I've had this vague idea that it would be really cool to convert simple HTML pages into PDFs via XSL-FO. The only free processor worth looking at for XSL-FO is FOP, so I've been experimenting with that. I started off with a simple HTML page (my Dreaded command line article minus the page layout table) and tried to turn it into something reasonable in PDF.
I managed to get basic stuff like paragraphs and headings working, but then I ran up against the inadequacies of the tools available. Images aren't really supported well enough. JPEG bitmaps work, but not PNG, and EPS works, but Acroread can't display them, although they do show up in printouts. I even tried using SVG now that I've discovered that recent versions of transfig can convert xfig diagrams to SVG, but that didn't work at all.
Tables are another big problem. FOP only supports the ‘fixed’ table layout mode, which means that you have to specify the width of each column in the table by hand. Come on now, even Netscape 4 could work out how wide to make the columns in tables!
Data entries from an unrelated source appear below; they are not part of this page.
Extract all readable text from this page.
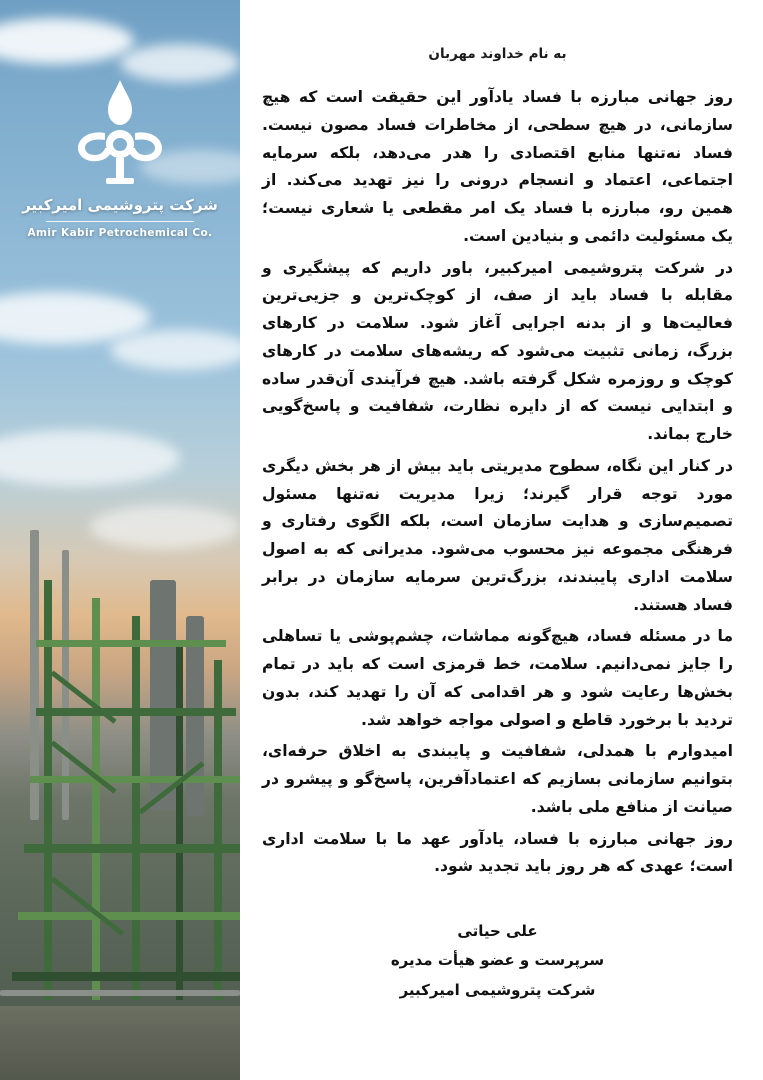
به نام خداوند مهربان

روز جهانی مبارزه با فساد یادآور این حقیقت است که هیچ سازمانی، در هیچ سطحی، از مخاطرات فساد مصون نیست. فساد نه‌تنها منابع اقتصادی را هدر می‌دهد، بلکه سرمایه اجتماعی، اعتماد و انسجام درونی را نیز تهدید می‌کند. از همین رو، مبارزه با فساد یک امر مقطعی یا شعاری نیست؛ یک مسئولیت دائمی و بنیادین است.

در شرکت پتروشیمی امیرکبیر، باور داریم که پیشگیری و مقابله با فساد باید از صف، از کوچک‌ترین و جزیی‌ترین فعالیت‌ها و از بدنه اجرایی آغاز شود. سلامت در کارهای بزرگ، زمانی تثبیت می‌شود که ریشه‌های سلامت در کارهای کوچک و روزمره شکل گرفته باشد. هیچ فرآیندی آن‌قدر ساده و ابتدایی نیست که از دایره نظارت، شفافیت و پاسخ‌گویی خارج بماند.

در کنار این نگاه، سطوح مدیریتی باید بیش از هر بخش دیگری مورد توجه قرار گیرند؛ زیرا مدیریت نه‌تنها مسئول تصمیم‌سازی و هدایت سازمان است، بلکه الگوی رفتاری و فرهنگی مجموعه نیز محسوب می‌شود. مدیرانی که به اصول سلامت اداری پایبندند، بزرگ‌ترین سرمایه سازمان در برابر فساد هستند.

ما در مسئله فساد، هیچ‌گونه مماشات، چشم‌پوشی یا تساهلی را جایز نمی‌دانیم. سلامت، خط قرمزی است که باید در تمام بخش‌ها رعایت شود و هر اقدامی که آن را تهدید کند، بدون تردید با برخورد قاطع و اصولی مواجه خواهد شد.

امیدوارم با همدلی، شفافیت و پایبندی به اخلاق حرفه‌ای، بتوانیم سازمانی بسازیم که اعتمادآفرین، پاسخ‌گو و پیشرو در صیانت از منافع ملی باشد.

روز جهانی مبارزه با فساد، یادآور عهد ما با سلامت اداری است؛ عهدی که هر روز باید تجدید شود.

علی حیاتی
سرپرست و عضو هیأت مدیره
شرکت پتروشیمی امیرکبیر
شرکت پتروشیمی امیرکبیر
Amir Kabir Petrochemical Co.
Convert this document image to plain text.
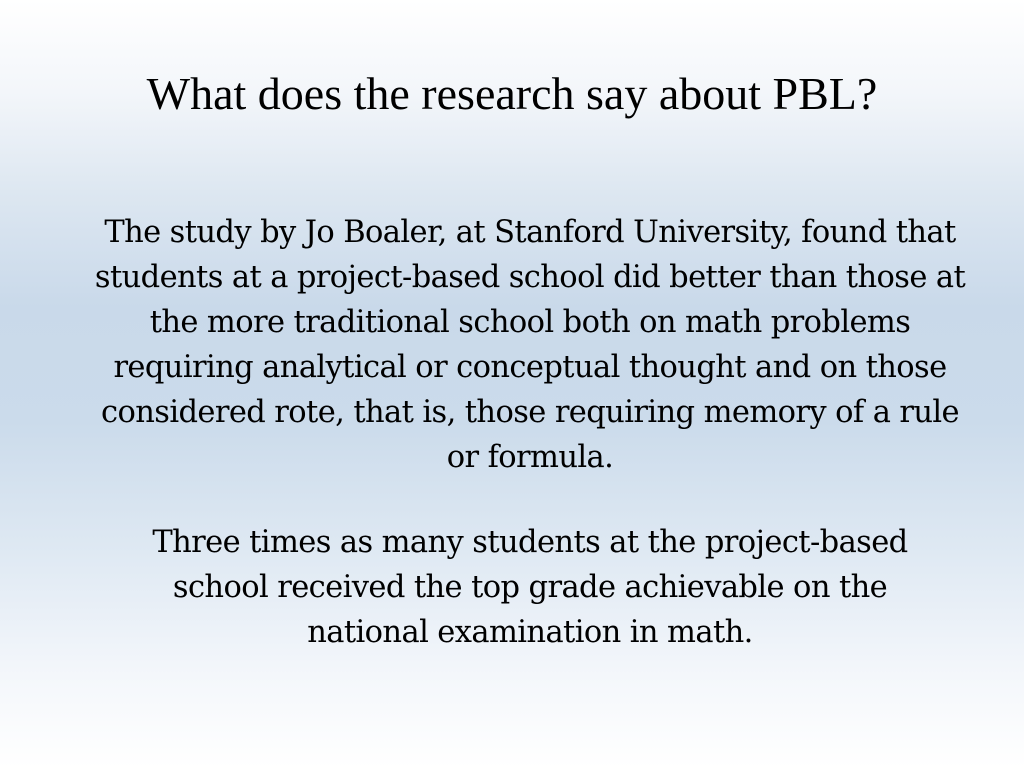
What does the research say about PBL?

The study by Jo Boaler, at Stanford University, found that students at a project-based school did better than those at the more traditional school both on math problems requiring analytical or conceptual thought and on those considered rote, that is, those requiring memory of a rule or formula.

Three times as many students at the project-based school received the top grade achievable on the national examination in math.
FOP seems to be riddled with bugs. There are many situations—some
caused by bad input and some out-and-out bugs—which just make it
give up with a NullPointerException. In particularly extreme
cases it just dies printing ‘null’. There are very few
situations when it actually tells you what went wrong. Worst of all, a
lot of these bugs are affected by particular measurements in the page
layout, with some values working perfectly and others resulting in a
mysterious crash.
So for example I can have a bottom margin on my
‘region-body’ of 11mm or 16mm, but not anything in between.
I can have 1.2em of space before my main heading, but not 1.3em. It's
infuriating!
Anyway, If anyone's interested, the stuff I've done so far is available as a tar ball (html_to_pdf.tar.gz). The PDF output is also available (command_line.pdf). Hillariously, it takes 8–11 seconds for FOP to build this simple 5 page PDF on my relatively fast box.